核心解説
この問題は、
腎臓 (Kidney) における
尿濃縮機構 (Urine Concentration Mechanism)の中心的な構造を問うています。尿を濃縮するためには、腎臓の髄質部に強い浸透圧勾配(osmotic gradient)が必要であり、この勾配を作り出すのが
ヘンレループ (Loop of Henle)の
対向流増幅系 (Countercurrent Multiplier System)です。このメカニズムを理解することが、この問題の鍵となります。
1. **核心概念の分析**: 尿濃縮は、体内の水分を保持するための重要な生理的メカニズムです。腎臓の髄質間質が高浸透圧になることで、
集合管 (Collecting Duct)での水の再吸収が促進され、濃縮された尿が生成されます。この高浸透圧の源を作り出すのが、ヘンレループの機能です。
2. **正解の根拠**:
最重要! 正解は
② ヘンレループです。ヘンレループは、下行脚が水透過性でNaCl非透過性、上行脚が水非透過性でNaCl能動輸送を行うという構造的特徴を持ちます。この性質により、下行脚で水が受動的に流出し、上行脚でNaClが間質へ能動輸送されることで、腎髄質に大きな浸透圧勾配が形成されます(対向流増幅系)。この勾配が、最終的な尿の濃縮に必須です。
3. **誤答の分析**:
混同注意!
① 近位尿細管: ここでは
等張性の再吸収が行われます。ブドウ糖やアミノ酸、Na⁺、水などがほぼ等張で再吸収されるため、間質の浸透圧勾配形成には直接寄与しません。
③ 糸球体: これは
濾過 (Filtration)を行う構造であり、原尿の生成が役割です。濃縮には関与しません。
④ 輸入細動脈: 糸球体への血液流入を調節する血管で、尿濃縮には直接関与しません。
⑤ 遠位尿細管: ホルモン(アルドステロンや副甲状腺ホルモン)による微調整を行いますが、間質の浸透圧勾配自体は形成しません。
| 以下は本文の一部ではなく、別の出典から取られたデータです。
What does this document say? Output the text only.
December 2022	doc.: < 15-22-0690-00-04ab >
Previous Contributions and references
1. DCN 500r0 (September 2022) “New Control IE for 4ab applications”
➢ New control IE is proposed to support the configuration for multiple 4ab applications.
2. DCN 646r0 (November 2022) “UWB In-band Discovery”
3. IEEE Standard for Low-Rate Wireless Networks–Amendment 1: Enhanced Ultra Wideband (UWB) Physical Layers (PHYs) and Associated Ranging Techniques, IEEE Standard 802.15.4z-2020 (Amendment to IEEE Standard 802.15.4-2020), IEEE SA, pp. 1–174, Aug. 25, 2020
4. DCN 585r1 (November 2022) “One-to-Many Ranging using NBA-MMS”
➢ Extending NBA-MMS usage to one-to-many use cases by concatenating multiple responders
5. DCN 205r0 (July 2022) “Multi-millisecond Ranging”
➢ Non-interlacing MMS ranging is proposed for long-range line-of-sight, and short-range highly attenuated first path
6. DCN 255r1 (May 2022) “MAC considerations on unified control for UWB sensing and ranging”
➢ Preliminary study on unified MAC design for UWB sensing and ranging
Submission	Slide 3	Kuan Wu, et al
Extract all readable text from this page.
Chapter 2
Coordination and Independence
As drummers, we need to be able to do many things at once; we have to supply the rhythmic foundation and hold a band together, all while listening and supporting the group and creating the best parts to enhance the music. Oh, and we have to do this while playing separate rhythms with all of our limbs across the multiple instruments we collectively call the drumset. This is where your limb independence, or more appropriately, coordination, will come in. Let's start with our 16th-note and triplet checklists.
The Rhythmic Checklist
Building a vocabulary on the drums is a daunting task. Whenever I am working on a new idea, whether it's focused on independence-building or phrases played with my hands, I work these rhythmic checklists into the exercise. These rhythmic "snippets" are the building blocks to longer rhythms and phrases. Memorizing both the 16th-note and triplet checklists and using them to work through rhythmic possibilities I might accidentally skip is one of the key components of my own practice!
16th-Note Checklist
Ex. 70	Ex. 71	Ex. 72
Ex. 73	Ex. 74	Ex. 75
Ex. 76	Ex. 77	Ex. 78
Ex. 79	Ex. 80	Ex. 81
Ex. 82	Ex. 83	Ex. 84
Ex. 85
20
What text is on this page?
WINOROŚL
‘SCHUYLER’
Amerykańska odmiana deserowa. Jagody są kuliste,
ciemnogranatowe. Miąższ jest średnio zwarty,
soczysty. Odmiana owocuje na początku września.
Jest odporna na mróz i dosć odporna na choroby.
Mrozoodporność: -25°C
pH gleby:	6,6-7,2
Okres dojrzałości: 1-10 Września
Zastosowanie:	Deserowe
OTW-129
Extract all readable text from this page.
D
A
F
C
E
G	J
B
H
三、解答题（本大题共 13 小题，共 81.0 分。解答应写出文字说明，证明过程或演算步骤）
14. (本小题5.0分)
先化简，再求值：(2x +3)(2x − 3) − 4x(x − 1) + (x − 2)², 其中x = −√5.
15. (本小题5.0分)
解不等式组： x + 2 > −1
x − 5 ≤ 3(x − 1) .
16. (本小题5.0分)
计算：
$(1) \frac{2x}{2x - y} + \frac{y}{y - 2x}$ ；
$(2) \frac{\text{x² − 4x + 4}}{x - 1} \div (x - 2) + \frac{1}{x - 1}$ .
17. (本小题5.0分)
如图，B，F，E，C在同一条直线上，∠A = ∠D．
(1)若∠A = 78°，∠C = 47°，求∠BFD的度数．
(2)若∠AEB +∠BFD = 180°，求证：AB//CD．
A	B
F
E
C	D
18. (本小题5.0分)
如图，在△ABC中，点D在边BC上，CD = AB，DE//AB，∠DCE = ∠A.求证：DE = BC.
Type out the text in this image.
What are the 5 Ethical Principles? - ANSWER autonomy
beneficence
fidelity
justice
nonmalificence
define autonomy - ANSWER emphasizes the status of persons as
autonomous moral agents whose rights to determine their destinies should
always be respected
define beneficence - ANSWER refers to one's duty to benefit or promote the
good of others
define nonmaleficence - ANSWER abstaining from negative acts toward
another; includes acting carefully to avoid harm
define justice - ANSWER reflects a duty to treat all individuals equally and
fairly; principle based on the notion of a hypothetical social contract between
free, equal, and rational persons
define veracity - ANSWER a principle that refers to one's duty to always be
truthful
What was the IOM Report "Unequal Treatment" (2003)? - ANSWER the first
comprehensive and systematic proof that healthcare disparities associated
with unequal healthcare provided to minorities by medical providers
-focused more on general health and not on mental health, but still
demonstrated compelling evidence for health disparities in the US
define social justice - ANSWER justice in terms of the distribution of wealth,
4. **関連概念の整理**: ヘンレループで形成された浸透圧勾配を利用して、最終的に
集合管で
抗利尿ホルモン (ADH / Vasopressin)の作用により水の透過性が高まり、尿が濃縮されます。つまり、ヘンレループが「勾配を作る役割」、集合管が「その勾配を利用して水を再吸収する役割」と整理できます。
概念整理:
| 構造 | 尿濃縮における役割 | 主な機能 |
|---|
| ヘンレループ | 対向流増幅系で髄質浸透圧勾配を形成 | NaCl能動輸送と水の受動的拡散 |
| 集合管 | ADH依存性の水再吸収(濃縮の最終段階) | 水チャネル(アクアポリン)の挿入 |
| 近位尿細管 | 等張性再吸収(勾配形成には非関与) | 大部分の溶質と水の再吸収 |
一目で比較!:
混同注意! 「対向流増幅系(ヘンレループ)」と「対向流交換系(直血管 vasa recta)」を混同しないでください。前者は
浸透圧勾配を作る能動的なプロセス、後者はその勾配を
維持・保存する受動的なプロセスです。
暗記のコツ: 「ヘンレのループがループして上下で違う動きをする(下行脚は水を通す、上行脚はNaClを能動輸送)→ ループの周りに塩がたまる → 濃い場所ができる → そこで水を吸う(集合管)」。これを「ループ(ヘンレ)で濃い場所を作って、集める(集合管)で水を吸う」と覚えましょう。
国試頻出ポイント: 尿濃縮機構は、
脱水時の身体反応や、
尿崩症 (Diabetes Insipidus)、
ADH分泌異常症候群 (SIADH)などの病態理解の基礎となります。ヘンレループの機能を抑えれば、これらの疾患でなぜ尿が薄い/濃いのかを論理的に説明できます。